Ireland is one of Europe’s most popular travel destinations. It’s a nation with a rich history, inviting culture, and lots of cultural attractions. If you’re interested in visiting a country that is known all over the world, then Ireland should be at the top of your list.
If you do intend on visiting Ireland, Dublin will most likely be your first stop. Allow yourself a few days to explore the beautiful Irish capital and its charming street, stopping for a pint of Guinness along the way of course!

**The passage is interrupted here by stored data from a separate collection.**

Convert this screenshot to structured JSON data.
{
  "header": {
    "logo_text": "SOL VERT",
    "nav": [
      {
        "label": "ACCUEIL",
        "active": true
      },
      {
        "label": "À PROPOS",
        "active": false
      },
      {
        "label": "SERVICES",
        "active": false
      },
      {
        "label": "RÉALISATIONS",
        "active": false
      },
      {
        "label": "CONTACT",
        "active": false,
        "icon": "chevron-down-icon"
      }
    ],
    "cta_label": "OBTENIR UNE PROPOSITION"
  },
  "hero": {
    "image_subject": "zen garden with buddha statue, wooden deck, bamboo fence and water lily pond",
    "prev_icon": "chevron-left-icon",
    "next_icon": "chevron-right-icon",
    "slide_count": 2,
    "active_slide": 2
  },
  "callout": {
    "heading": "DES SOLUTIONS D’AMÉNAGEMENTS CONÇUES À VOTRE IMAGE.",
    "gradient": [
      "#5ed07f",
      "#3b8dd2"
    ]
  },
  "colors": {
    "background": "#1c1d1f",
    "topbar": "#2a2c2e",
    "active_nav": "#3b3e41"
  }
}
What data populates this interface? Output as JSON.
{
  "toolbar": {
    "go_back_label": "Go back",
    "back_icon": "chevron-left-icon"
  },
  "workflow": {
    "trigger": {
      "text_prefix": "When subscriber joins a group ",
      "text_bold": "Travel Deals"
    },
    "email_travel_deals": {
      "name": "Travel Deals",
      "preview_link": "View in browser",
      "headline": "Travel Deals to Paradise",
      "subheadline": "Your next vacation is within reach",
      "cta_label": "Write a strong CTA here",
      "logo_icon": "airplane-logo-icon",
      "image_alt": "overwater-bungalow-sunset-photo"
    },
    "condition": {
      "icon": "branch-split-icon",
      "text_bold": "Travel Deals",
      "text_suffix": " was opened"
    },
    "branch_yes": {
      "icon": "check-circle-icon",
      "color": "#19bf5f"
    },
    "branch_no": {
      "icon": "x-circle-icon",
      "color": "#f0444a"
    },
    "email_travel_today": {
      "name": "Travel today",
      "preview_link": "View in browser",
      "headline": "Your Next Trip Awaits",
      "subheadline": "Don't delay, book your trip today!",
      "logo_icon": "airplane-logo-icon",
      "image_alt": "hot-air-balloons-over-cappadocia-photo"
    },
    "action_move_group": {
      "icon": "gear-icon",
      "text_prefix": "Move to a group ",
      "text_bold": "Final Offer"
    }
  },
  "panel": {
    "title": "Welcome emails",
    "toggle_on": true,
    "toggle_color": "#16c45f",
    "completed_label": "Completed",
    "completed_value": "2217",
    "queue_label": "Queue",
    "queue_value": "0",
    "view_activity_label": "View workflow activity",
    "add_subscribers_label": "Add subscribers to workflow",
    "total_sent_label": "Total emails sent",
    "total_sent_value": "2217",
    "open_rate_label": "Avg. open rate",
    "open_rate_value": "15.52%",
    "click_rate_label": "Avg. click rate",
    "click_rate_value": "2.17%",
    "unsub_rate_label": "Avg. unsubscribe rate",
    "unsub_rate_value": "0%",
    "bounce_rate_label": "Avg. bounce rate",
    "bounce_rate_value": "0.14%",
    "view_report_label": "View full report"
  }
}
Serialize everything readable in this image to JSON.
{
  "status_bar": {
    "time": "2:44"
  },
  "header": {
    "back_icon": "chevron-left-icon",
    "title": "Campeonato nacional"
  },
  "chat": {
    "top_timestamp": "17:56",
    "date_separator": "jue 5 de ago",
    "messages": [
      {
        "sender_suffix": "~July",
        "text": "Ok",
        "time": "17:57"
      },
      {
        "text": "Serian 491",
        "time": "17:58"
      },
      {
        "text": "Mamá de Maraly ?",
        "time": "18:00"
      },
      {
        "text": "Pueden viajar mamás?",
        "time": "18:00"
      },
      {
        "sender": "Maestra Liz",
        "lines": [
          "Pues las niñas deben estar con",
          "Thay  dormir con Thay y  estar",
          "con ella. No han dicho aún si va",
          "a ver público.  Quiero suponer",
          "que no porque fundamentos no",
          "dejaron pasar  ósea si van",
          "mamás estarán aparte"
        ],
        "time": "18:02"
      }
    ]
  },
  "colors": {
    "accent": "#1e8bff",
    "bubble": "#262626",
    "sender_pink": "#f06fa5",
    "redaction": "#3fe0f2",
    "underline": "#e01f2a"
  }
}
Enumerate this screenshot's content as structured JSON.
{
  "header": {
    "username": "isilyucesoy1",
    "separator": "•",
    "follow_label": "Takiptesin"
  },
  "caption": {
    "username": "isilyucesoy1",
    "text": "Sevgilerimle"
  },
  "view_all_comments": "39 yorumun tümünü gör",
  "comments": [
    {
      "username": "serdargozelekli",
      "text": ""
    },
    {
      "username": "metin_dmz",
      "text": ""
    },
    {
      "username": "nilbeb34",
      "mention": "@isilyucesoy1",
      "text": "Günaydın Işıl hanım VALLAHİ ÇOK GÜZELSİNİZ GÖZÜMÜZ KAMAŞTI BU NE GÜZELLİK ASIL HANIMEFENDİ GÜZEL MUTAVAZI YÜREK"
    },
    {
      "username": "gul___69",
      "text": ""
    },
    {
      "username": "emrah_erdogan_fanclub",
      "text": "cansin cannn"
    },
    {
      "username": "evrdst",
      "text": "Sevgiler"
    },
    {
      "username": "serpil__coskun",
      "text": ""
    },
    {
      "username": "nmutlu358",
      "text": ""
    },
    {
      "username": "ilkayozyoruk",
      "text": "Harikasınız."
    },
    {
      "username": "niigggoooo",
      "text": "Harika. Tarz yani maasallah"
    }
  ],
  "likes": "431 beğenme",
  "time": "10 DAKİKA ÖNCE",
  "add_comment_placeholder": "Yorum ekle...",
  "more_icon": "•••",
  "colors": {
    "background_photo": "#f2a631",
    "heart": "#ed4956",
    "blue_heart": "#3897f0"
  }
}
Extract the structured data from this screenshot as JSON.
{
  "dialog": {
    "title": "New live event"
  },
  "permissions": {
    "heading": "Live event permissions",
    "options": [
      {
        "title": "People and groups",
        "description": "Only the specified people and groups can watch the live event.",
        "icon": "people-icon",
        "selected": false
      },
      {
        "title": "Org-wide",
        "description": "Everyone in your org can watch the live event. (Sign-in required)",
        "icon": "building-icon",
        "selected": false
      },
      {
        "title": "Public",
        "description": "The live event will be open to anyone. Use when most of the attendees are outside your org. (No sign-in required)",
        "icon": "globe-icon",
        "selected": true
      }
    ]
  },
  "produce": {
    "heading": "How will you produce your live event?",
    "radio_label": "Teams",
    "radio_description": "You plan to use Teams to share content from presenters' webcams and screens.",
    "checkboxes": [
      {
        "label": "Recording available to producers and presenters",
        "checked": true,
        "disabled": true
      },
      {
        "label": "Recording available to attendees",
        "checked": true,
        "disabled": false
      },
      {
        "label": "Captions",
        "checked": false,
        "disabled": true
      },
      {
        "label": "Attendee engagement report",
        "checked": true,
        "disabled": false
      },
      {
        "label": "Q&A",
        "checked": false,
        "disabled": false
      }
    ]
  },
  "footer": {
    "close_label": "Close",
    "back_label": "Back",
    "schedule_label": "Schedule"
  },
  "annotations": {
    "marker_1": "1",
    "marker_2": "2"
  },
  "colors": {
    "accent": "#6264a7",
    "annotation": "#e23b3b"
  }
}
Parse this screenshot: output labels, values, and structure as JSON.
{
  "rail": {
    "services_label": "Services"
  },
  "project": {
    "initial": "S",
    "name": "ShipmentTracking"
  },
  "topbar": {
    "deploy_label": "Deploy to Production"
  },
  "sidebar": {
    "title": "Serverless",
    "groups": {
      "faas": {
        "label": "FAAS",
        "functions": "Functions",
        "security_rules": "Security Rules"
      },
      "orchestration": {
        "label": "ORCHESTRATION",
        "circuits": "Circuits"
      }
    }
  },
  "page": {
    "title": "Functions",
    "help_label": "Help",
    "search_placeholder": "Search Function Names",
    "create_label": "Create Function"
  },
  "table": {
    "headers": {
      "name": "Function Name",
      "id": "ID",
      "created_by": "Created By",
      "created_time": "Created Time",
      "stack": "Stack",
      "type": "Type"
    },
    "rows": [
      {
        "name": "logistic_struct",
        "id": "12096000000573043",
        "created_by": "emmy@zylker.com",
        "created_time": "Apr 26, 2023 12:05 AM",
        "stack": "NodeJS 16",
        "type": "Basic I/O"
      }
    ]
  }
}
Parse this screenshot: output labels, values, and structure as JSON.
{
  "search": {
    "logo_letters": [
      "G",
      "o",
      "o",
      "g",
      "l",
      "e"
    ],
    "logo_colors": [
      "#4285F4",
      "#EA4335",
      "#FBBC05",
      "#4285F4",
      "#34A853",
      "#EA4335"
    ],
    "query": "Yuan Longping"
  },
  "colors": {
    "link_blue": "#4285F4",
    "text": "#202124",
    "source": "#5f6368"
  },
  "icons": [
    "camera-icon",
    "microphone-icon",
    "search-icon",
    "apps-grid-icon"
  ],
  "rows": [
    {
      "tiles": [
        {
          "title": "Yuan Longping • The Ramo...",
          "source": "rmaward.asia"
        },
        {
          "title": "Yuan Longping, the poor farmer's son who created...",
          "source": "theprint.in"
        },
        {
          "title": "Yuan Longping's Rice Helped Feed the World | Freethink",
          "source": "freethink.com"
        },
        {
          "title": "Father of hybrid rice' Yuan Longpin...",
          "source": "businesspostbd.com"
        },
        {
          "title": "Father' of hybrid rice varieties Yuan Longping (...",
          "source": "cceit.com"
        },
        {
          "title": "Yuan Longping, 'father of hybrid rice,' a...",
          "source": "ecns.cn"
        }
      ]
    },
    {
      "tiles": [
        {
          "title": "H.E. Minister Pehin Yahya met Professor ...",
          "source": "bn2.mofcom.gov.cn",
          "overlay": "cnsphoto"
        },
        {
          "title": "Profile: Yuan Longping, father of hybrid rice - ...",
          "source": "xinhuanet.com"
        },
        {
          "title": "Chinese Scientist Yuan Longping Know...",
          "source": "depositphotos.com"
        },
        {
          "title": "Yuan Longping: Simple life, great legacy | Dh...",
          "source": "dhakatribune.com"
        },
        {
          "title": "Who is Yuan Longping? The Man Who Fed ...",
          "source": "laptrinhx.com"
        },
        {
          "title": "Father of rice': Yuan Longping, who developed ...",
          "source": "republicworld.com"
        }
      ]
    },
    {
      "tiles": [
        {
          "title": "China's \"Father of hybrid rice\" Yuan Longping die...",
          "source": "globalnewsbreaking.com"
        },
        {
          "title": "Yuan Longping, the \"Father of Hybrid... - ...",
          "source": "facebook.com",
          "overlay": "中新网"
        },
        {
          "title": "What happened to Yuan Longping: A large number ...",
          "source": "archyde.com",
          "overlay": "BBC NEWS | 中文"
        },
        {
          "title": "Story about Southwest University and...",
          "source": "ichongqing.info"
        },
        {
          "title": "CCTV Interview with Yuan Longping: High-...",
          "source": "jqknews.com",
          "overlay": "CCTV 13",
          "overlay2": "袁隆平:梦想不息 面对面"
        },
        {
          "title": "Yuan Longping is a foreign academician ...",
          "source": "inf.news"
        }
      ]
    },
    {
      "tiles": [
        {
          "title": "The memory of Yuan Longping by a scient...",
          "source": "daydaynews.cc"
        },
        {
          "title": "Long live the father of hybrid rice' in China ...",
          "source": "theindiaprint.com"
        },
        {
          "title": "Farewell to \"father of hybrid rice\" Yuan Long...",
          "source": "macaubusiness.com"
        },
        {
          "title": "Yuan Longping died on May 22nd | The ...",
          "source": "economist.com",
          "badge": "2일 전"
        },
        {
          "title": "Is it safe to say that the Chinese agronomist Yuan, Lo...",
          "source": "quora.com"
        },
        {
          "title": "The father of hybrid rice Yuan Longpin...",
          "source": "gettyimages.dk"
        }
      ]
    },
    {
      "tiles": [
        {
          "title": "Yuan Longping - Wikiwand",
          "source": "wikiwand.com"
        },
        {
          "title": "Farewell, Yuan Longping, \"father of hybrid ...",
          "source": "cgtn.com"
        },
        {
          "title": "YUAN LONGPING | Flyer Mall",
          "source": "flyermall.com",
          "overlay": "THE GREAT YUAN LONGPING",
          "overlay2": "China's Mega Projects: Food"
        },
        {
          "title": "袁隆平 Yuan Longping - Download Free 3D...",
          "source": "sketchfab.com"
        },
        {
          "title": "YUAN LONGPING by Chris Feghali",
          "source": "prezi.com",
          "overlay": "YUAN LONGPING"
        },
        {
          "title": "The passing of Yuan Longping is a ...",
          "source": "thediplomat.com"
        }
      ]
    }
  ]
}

Further afield from Dublin, there are some fantastic places in Ireland that you can’t miss. Ireland’s breathtaking land and sea views, with its sheer cliffs, colourful towns, and snug pubs, have made the country famous globally. Are you ready to discover the Emerald Isle? Here are 7 of the top spots to visit in Ireland, so you can carefully plan out your trip.
1. Waterford Castle
Waterford Castle isn’t somewhere that you’ll want to miss. It is one of the most beautiful castles in Ireland, set on a 310-acre island. The castle’s construction is dated to the 16th century. In addition to functioning as a hotel, the castle also has a nearby golf course, a bar, and a restaurant. Activities like falconry and clay pigeon shooting are available for an additional cost. You can still visit even if you aren’t a guest, accessing the castle’s facilities. It’s a great place to base yourself if you are taking a vacation in Ireland.
2. Croagh Patrick
If you enjoy outdoor activities like hiking, then you might want to visit Croagh Patrick, located in County Mayo. It has one of Ireland’s most stunning hiking trails. It has been a destination for pilgrims for several thousand years and is considered to be Ireland’s holiest mountain. If you aren’t a skilled hiker, then you’ll be pleased to know that you don’t need to reach the mountain’s summit to get fantastic views of the surrounding countryside. If you do want to challenge yourself, however, then you should definitely try to reach the mountain’s summit.
3. Cliffs of Moher
Another great outdoor activity is to visit (and hike) the Cliffs of Moher. The Cliffs of Moher were voted Ireland’s favourite visitor attraction for 2019/20 by the Independent newspaper’s reader. The Cliffs of Moher are breathtaking. So much so in fact, that they have featured in many films, including Harry Potter and the Half-Blood Prince and the Princess Bride. There is a visitor centre there, where you can go for a cup of tea, or just to chat to the staff about the cliff’s formation and history. It should definitely be on your list of places to see, on your visit to Ireland. You won’t regret seeing the cliff.
Cobh is one of Ireland’s most beautiful harbour towns. Many of the town’s houses are pastel-coloured, giving it a distinctly “beachy” vibe. Cobh was the last town visited by the Titanic. Unsurprisingly, the town has a memorial to the 123 passengers that boarded from Cobh. If you want to learn about their fates, then you’ll have to visit the town. The town also has a cathedral there, Cobh Cathedral. It is beautifully built and designed and was finished in 1919. It is the cathedral church of the local Roman Catholic diocese. Admission to the cathedral is free, so give it a visit.
5. Kilkenny Castle
Kilkenny Castle is another of Ireland’s most beautiful and historic castles. The castle was built shortly after the Normans invaded in 1195, though it has been used by many other people since then. In fact, it has been used nearly constantly for 800 years, by different ruling dynasties and tribes. It is within an hour’s drive of Dublin, making it a great place to go if you are basing yourself in the capital. Busses will take you there directly. Failing that, you could always rent a car and travel to the castle yourself. The Irish countryside is fantastic and well worth a visit.
6. Galway City
Galway City is Europe’s friendliest city, according to a 2020 traveller survey. It’s Ireland’s “cultural heart” with a variety of bars, restaurants, and historical sites that are worth visiting. One of the most intriguing locations in the city is its Spanish Arch, found in the Latin Quarter. If you are wondering why an Irish city would have a Latin Quarter, then the answer is quite simple. Because of Galway’s coastal location and natural harbour, trade links were established with Portugal and Spain. Sailors and merchants lived in Galway, carving out their own district in the city. Unfortunately, Galway’s diversity came to an end when Oliver Cromwell arrived, but was reinvigorated in the 1990’s.
7. Hook Lighthouse
Finally, we arrive at Hook Lighthouse. Hook Lighthouse is one of Ireland’s most popular photo spots, located on the Hook Peninsula in Wexford. It was built approximately 800 years ago and is one of the world’s oldest operating lighthouses.
There’s nowhere in the world like Ireland. It is one of the world’s friendliest and happiest nations. It is also one of the safest. If you are looking for somewhere to go on your summer vacation this year, then Ireland deserves some consideration.